With Canvases To Fill, No Time To Fish



A bass boat sits in artist Rock Newcomb's Payson garage.

Instead of fishing gear, three massive rolls of Bubble Wrap used to ship artwork sit atop the silver boat's seats.

"My boat has been in the water one day in the last two years," Newcomb said.

At least the last time he fished, during a business trip to Colorado, he was lucky. The live well was so full of bass and crappie it took him three hours to clean them all.

That experience had to hold him for a while, because Newcomb is a working artist -- a busy one.

He and his wife, manager and business partner, Cody, are on the road five months out of the year as they travel to 20 different shows. His artwork is shipped to many more -- including Payson's own Nov. 4 - 6 Art League Show, an invitation-only Arts for the Parks in Wyoming in September that promotes national parks, to a show at Bob Eubank's Santa Ines, N.M. ranch.

The Newcomb's first saw Payson on a trip from Jackson Hole, Wyo. -- where he was an artist in residence at a gallery -- to California.

Just three days later they bid on a Payson house.

No longer an up-and-coming artist, Newcomb shakes his head and marvels that his art is in shows with artists who were his idols 30 years ago.

"Now, I'm one of the old farts," he said.

Paintings with Native American portraits, wildlife, and even a series of fishing flies adorn the walls of six galleries across the United States.

When Newcomb is home, he paints 10 to 12 hours a day, seven days a week, to keep the galleries and shows stocked.

"I try to paint about 100 paintings a year (including commissions)," he said.

In 2006, he also gave two workshops.

Cody, his wife of 25 years in December, organizes his art supplies and calendar.

"If it wasn't for Cody, I'd be painting in a closet, and I don't mean figuratively," Newcomb said. "She is 95 percent of the business.
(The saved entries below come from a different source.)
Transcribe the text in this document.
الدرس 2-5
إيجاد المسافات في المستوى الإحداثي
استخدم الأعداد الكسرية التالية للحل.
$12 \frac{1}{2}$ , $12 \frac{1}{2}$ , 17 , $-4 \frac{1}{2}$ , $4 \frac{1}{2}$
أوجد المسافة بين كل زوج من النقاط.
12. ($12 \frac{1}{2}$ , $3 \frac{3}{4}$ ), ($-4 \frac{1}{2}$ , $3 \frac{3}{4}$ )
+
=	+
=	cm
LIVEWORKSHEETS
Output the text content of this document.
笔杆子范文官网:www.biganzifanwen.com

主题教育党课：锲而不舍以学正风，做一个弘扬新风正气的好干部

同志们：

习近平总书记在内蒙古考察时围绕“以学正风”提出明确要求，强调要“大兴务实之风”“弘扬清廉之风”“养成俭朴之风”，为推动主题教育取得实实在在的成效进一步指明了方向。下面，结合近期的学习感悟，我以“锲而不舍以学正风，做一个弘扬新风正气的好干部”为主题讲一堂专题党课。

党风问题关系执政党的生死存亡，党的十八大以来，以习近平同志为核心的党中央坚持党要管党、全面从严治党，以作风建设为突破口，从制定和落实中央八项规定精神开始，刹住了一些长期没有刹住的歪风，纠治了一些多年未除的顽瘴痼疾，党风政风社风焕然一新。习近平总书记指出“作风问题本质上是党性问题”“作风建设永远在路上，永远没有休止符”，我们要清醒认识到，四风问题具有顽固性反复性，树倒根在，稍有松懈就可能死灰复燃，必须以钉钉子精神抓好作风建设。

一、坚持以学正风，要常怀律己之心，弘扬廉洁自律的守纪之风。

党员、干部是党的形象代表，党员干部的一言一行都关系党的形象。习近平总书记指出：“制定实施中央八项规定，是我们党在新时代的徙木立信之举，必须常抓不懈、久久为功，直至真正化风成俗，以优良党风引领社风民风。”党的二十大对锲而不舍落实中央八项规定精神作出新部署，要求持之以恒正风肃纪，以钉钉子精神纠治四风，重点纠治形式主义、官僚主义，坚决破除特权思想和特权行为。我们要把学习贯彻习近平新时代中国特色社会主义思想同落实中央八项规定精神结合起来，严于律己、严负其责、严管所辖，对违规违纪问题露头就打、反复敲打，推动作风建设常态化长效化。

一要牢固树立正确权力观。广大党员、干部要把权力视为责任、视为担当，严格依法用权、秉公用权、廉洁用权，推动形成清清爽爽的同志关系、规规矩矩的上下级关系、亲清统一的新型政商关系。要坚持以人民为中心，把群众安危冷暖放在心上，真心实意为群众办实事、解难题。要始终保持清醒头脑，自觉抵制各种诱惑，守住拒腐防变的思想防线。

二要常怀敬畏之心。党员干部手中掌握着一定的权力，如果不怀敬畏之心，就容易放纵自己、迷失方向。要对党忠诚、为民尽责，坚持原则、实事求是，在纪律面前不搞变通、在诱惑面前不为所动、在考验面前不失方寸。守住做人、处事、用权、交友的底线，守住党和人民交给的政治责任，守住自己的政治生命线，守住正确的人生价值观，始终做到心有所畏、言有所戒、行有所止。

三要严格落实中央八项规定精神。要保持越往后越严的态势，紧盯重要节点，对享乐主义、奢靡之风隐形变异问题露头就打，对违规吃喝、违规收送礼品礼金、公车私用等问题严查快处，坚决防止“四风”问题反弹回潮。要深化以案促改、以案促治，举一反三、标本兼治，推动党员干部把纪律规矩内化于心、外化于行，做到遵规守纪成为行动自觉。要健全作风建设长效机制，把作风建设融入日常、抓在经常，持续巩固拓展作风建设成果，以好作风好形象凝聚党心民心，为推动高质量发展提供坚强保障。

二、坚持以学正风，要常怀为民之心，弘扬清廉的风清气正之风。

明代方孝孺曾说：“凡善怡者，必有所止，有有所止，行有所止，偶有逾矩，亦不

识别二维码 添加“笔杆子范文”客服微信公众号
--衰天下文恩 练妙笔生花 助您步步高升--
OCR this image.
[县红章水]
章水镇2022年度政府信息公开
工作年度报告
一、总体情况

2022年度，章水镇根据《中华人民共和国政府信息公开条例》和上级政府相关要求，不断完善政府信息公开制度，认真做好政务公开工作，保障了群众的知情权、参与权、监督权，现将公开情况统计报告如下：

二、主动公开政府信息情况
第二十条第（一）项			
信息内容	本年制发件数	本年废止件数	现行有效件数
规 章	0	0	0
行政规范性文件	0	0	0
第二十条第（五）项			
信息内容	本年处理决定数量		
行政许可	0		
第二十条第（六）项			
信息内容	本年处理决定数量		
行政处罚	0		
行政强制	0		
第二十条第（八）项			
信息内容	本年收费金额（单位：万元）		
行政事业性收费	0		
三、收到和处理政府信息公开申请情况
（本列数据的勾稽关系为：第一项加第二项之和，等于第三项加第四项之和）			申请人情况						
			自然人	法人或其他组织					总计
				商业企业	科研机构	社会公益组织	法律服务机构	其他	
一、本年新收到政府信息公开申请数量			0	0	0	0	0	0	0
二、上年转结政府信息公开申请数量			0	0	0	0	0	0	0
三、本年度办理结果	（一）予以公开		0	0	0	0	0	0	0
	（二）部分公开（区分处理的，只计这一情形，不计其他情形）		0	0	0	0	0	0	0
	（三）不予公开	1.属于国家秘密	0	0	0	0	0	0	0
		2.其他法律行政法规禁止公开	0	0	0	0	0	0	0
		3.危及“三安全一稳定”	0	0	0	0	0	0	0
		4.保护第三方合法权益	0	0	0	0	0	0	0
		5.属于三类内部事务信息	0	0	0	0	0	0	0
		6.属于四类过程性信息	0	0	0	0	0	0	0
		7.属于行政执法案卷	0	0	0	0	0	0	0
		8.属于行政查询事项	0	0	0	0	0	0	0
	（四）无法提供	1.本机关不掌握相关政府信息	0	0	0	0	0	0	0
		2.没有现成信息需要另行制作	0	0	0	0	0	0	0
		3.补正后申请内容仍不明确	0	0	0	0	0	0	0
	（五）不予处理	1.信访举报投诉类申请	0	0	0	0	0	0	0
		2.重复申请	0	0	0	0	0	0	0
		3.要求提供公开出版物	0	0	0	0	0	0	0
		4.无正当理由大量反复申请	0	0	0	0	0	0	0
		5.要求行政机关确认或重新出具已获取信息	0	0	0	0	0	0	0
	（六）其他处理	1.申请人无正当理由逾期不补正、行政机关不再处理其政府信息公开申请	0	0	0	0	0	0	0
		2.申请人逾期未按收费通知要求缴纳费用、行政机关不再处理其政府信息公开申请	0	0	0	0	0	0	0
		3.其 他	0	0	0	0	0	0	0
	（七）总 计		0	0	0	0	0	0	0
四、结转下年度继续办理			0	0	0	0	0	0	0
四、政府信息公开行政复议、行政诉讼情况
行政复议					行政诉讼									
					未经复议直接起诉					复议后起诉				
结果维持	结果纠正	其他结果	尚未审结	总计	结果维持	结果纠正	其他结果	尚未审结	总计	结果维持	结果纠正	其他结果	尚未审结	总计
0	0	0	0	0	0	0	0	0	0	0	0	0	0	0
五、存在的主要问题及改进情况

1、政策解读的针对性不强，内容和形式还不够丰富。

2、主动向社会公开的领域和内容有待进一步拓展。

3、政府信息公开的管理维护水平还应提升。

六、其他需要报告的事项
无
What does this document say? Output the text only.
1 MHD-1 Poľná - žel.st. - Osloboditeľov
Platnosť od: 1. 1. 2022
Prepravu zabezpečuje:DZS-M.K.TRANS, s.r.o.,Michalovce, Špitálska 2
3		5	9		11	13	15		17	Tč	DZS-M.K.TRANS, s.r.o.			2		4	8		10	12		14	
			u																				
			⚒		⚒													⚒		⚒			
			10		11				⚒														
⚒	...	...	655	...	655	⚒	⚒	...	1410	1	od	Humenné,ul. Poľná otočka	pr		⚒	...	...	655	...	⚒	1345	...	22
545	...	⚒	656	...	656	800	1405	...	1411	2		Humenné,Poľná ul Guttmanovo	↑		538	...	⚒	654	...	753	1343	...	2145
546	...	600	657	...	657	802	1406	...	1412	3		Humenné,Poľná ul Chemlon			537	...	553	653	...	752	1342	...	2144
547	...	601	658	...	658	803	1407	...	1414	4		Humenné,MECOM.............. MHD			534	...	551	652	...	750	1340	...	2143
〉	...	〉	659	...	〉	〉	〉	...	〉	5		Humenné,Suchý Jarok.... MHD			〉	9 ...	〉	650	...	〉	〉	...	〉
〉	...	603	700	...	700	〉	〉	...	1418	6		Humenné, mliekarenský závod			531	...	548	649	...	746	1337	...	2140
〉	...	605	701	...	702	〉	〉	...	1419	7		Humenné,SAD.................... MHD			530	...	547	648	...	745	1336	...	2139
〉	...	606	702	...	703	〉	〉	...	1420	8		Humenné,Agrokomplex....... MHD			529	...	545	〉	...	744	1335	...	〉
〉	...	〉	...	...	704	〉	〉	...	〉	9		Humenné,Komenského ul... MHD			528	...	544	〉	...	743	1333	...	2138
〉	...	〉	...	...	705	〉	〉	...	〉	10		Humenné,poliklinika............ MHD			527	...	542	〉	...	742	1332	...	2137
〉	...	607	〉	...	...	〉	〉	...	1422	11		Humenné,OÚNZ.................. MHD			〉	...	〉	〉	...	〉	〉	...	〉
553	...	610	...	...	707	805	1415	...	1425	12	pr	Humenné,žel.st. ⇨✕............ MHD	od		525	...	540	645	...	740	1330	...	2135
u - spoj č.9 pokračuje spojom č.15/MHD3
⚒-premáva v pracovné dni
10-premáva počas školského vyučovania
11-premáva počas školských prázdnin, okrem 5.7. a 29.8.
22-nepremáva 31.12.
I am very spoiled."

Two years before Newcomb quit teaching junior college art courses, Cody quit her job in banking and finance become his full-time art promoter.

For years, the couple saved every dime Newcomb made on his art so he could pursue his art as a full-time career when he was finally ready.

Even though the change was planned, Newcomb said being 53 years old and walking away from the early retirement he was eligible for in two years was "the scariest thing I ever did."

His marriage is essential to his success at shows, Newcomb said. "I will see people coming over to me that I may recognize from art shows and she will lean close to me and say, ‘It is Mr. and Mrs. So-and-so. His name is Jack and hers is Rose'."

His wife has been with him through all the evolutions of media her husband has tried.

He went from the oils and watercolors he used in the early 1970s to art created by scratching the black or brown inked surface of Claybord.

He now uses acrylic on Claybord almost exclusively.

"Claybord is a similar surface to what the Dutch and Flemish masters used," he said.

"I hated acrylic (on canvas)," he said.

Then one day, sitting at his drawing table drinking coffee, he accidentally overturned the cup and watched as coffee spilled across 40 hours of watercolor work.

"I watched the Indian maiden I was painting slowly dissolve," Newcomb said.

Her regalia became "transparent and looked like water vapor coming up out of the ground," he said.

It sparked an idea and the next day he went out and bought red, yellow, blue, black and white acrylic paints, a medium he has worked in ever since.

He estimated he has three to four weeks of time in the 36 x 24 inch painting he recently completed, titled "Pueblo Treasures."

The setting for the still life, "Pueblo Treasures," does not exist except in Newcomb's head.

The Santo Domingo pots in the painting that pre-date 1880 came from three different sources:

Two were in museums where he had to make appointments a year in advance in order to take photos and one in a private collection in Payson.

Because they were not in front of him, Newcomb did not have the luxury of moving the pots around.

Newcomb compares composing art from photos to "a ballerina in sweats on a stage with no lighting and no sets."

"I choreograph the ballerina, design the set and lighting then put the makeup and the tutus on," he said.

"You had better know perspective," he said. "If you don't, you are just sucking swamp water."

After all that work put into one creation, Newcomb tries not to think of each piece as being "sold" at various shows, rather he considers they are "adopted out to good families."